В полном отчаянии он ищет в самом себе и вне себя спасительный идеал, противоположный своему внутреннему существу". Еще в августе 1882 года Ницше однажды прочитал Лу некоторые фрагменты собственных заметок, предназначенных им специально для ее ушей, среди которых есть такое признание: "Самая слабая женщина преображает каждого мужчину в Бога и одновременно из каждой заповеди старой религии творит нечто святое, неприкосновенное, окончательное. И поэтому видно, что для установления религии слабый пол важнее, чем сильный". Вот какого партнера по невозможному угадал и потерял Ницше в Лу: она обладала властью превратить его в пророка.

По правде сказать, у Лу на языке вертелись еще более рискованные сравнения, когда, спохватываясь во время совместных с Ницше "посещений бездн", она начинала понимать его слова о том, что "если долго глядеться в бездну, бездна начинает вглядываться в тебя". Эти затягивавшие их посещения бездн оживают на страницах ее таутенбургского дневника: "Сейчас невольно находимся духовно в некоем месте, которое кружит головы и куда мы пришли поодиночке, чтобы заглянуть в глубины и пропасти. Даже гуляя, мы выбираем всегда "козьи тропы", и если бы кто-то к нам прислушался, то подумал бы, что разговаривают два дьявола". "Два дьявола" в Таутенбурге не один день подряд беседовали о тайне силы, иногда завершая разговор невинным поцелуем, который со стороны Лу никогда не был задатком возможной любви. Впрочем, о любви, нежности и дружбе она в тот период написала ряд афоризмов (известных позднее как сборник "Штибер Нестбух,"), которые зачитывала и Рэ, и Ницше, стараясь с помощью последнего шлифовать свой стиль. "Любовь подобна водопаду, потому понять ее можно лишь в падении: и чем стремительнее падение, тем быстрее она проходит"; "Смысловым моментом у женщины является последнее слово, а у мужчины — первое". Здесь же запечатлен и ее приоритет Дружбы над всеми другими типами взаимоотношений: "Друг дает, а влюбленные домогаются". Некоторые афоризмы — явное эхо бесед с Ницше, другие — свидетельство переживаний последних месяцев, в частности все усугубляющейся вражды к ней Элизабет, которая, так и не дождавшись в своей жизни настоящего друга или подруги, тосковала за достойным себя врагом.
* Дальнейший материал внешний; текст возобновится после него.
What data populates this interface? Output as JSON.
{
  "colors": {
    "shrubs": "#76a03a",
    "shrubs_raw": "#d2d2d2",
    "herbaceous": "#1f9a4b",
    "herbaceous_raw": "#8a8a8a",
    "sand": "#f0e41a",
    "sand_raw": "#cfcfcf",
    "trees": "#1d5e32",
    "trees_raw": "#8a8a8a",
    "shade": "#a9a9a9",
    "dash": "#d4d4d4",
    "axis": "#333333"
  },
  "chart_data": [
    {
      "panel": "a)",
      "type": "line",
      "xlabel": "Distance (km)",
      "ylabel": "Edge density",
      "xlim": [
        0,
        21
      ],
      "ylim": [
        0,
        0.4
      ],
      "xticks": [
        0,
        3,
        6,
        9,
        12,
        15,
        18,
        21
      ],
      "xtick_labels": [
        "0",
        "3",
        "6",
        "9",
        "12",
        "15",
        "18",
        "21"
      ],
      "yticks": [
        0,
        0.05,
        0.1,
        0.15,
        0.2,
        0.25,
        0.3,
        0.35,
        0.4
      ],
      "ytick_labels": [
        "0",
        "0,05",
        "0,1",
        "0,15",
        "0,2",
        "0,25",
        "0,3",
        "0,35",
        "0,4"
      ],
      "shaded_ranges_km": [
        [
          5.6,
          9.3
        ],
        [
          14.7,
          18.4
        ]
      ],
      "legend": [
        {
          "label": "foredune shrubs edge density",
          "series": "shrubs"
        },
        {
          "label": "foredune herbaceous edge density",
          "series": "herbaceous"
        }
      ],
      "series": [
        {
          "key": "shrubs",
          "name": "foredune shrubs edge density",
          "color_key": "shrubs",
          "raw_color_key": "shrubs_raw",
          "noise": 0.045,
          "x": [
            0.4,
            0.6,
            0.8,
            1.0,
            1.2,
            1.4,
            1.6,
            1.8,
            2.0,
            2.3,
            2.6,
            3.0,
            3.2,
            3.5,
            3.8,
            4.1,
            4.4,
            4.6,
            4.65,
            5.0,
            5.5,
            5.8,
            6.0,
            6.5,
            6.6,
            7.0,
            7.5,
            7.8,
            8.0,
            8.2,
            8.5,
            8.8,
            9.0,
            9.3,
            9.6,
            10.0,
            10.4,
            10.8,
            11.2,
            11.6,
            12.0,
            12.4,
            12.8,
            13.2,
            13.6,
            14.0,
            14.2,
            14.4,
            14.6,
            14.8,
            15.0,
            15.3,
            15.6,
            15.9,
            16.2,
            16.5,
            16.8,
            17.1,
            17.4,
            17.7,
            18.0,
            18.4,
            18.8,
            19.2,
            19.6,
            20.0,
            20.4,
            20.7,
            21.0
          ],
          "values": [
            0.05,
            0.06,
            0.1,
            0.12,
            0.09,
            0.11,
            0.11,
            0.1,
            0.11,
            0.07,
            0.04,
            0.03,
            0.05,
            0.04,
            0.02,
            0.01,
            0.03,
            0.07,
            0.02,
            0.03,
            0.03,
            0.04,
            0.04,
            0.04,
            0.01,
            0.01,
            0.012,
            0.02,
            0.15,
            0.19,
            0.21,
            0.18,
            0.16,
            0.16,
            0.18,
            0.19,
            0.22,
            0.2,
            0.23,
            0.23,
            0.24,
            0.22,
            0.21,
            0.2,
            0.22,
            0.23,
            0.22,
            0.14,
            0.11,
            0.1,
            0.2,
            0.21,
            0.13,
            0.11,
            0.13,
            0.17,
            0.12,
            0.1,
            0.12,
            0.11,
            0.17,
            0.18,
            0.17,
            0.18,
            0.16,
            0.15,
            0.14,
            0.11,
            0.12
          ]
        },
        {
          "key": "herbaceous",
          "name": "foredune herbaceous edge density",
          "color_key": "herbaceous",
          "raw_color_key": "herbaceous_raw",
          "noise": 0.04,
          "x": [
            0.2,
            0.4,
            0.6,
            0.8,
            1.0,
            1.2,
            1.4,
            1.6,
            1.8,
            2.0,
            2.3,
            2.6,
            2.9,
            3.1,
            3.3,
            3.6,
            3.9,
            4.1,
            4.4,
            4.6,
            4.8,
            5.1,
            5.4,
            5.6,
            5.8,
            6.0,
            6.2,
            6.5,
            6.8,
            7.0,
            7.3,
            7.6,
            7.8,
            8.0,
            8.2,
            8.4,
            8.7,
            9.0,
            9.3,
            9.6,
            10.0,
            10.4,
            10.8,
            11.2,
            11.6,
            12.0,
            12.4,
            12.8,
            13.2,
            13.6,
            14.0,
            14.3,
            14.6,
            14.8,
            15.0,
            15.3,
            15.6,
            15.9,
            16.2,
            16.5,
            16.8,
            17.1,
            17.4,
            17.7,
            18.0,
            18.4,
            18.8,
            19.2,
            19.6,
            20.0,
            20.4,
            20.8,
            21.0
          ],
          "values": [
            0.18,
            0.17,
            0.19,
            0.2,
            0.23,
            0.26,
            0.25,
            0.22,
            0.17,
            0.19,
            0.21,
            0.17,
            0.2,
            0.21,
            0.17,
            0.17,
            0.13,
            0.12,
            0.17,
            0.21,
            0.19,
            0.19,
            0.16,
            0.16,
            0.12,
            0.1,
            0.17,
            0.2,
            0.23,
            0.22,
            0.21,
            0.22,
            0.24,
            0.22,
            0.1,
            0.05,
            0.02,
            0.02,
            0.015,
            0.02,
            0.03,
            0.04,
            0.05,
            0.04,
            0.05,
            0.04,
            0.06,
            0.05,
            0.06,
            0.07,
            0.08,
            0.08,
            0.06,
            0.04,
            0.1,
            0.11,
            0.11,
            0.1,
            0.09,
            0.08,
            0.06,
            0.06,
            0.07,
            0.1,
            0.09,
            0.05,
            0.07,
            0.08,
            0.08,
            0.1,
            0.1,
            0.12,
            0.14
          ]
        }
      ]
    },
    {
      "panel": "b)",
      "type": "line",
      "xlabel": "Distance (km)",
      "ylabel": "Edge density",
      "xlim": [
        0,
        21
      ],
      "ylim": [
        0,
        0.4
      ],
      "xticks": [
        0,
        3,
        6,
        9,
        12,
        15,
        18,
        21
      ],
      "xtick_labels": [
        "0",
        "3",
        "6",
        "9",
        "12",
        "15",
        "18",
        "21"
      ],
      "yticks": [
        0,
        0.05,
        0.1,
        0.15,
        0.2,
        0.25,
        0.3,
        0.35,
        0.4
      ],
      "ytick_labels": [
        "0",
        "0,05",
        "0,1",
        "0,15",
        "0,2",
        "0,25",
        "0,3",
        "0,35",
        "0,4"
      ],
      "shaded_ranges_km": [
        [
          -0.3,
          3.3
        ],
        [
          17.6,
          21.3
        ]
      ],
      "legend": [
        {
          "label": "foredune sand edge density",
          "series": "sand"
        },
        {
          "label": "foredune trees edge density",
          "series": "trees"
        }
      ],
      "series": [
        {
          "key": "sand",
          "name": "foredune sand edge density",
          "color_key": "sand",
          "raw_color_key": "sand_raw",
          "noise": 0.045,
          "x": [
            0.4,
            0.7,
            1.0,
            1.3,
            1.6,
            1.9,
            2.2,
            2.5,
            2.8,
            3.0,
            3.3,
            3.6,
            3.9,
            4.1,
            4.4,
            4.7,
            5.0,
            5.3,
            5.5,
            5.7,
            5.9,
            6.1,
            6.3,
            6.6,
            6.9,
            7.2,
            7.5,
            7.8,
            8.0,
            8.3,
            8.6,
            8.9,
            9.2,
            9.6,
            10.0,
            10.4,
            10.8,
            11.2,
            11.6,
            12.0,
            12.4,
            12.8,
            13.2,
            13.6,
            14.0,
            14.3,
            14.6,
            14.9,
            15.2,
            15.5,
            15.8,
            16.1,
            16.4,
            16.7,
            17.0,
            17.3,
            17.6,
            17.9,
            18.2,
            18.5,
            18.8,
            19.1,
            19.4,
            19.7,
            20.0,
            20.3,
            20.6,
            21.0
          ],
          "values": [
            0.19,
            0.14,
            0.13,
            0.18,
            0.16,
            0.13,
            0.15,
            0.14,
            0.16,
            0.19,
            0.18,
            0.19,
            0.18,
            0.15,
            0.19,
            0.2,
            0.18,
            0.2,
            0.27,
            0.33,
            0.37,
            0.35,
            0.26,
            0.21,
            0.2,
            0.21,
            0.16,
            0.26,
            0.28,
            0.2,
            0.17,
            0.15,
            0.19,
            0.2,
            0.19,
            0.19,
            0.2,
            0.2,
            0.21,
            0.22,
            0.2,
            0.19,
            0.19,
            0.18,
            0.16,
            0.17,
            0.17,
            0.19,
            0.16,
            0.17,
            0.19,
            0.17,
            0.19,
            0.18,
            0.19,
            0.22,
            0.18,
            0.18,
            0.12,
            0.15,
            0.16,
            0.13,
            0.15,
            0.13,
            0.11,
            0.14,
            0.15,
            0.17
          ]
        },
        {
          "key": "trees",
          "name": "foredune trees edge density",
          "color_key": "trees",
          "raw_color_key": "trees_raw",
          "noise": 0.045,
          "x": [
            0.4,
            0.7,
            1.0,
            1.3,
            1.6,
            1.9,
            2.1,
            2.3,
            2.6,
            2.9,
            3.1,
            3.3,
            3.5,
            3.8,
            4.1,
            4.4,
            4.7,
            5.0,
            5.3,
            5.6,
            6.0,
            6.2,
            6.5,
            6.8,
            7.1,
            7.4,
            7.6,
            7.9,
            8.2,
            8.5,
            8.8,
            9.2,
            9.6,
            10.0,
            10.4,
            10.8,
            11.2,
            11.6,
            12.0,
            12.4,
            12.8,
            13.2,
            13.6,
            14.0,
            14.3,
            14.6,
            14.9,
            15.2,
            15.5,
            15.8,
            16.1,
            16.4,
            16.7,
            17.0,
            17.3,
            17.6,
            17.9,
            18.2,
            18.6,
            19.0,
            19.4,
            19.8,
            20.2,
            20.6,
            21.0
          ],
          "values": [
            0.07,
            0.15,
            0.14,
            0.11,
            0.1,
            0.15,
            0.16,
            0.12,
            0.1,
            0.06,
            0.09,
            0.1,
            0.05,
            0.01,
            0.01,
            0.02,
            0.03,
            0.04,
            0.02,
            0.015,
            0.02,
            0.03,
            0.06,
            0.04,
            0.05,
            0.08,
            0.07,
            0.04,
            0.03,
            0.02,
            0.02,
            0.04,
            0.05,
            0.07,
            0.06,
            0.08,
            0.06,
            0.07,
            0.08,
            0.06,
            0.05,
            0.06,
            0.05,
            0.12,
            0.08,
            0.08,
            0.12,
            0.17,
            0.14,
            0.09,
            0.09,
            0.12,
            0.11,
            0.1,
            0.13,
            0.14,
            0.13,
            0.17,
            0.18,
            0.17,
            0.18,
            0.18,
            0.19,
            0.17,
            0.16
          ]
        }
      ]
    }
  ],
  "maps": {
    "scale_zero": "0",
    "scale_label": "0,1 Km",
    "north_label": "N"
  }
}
В конце концов ей показалось, что она обрела такого абсолютного врага в лице "невыносимой русской". В длинном письме Элизабет Ницше к Кларе Гелзер в Базель мы находим прямо-таки стенограмму ее острого столкновения с Лу в Йене. Началось с того, что Элизабет, которая была старше Лу на пятнадцать лет, решила дать Саломе "совет" о необходимости благопристойного поведения и сделала это со свойственной ей плохо завуалированной агрессией:

— Считая тебя своей молодой сестрой, вижу свой долг в том, чтобы убедить тебя, что наибольшим кладом таких девушек, как ты, является доброе имя. Тебе едва ли известно, как велики должны быть пределы осторожности в контактах с мужчинами: один необдуманный жест, взгляд или слово — и ты уже погибла!

— Неужели? — не уступила ей в язвительности Лу и тут же попросила избавить ее от пересказа всех злопыхательств сплетников, добавив, что если бы в предупреждениях Элизабет была крупица смысла, Лу уже погибла бы окончательно.

Элизабет, естественно, не унялась и кинула в лицо Лу обвинения в бесстыдных шашнях с Жуковским, позорящих и предающих ее брата, этого "несчастного слепца", крича:

— Жуковский — шарлатан! Я не позволю произносить имя моего брата рядом с именем этого шарлатана!

— Жуковский — великий художник, — кратко отрезала Лу.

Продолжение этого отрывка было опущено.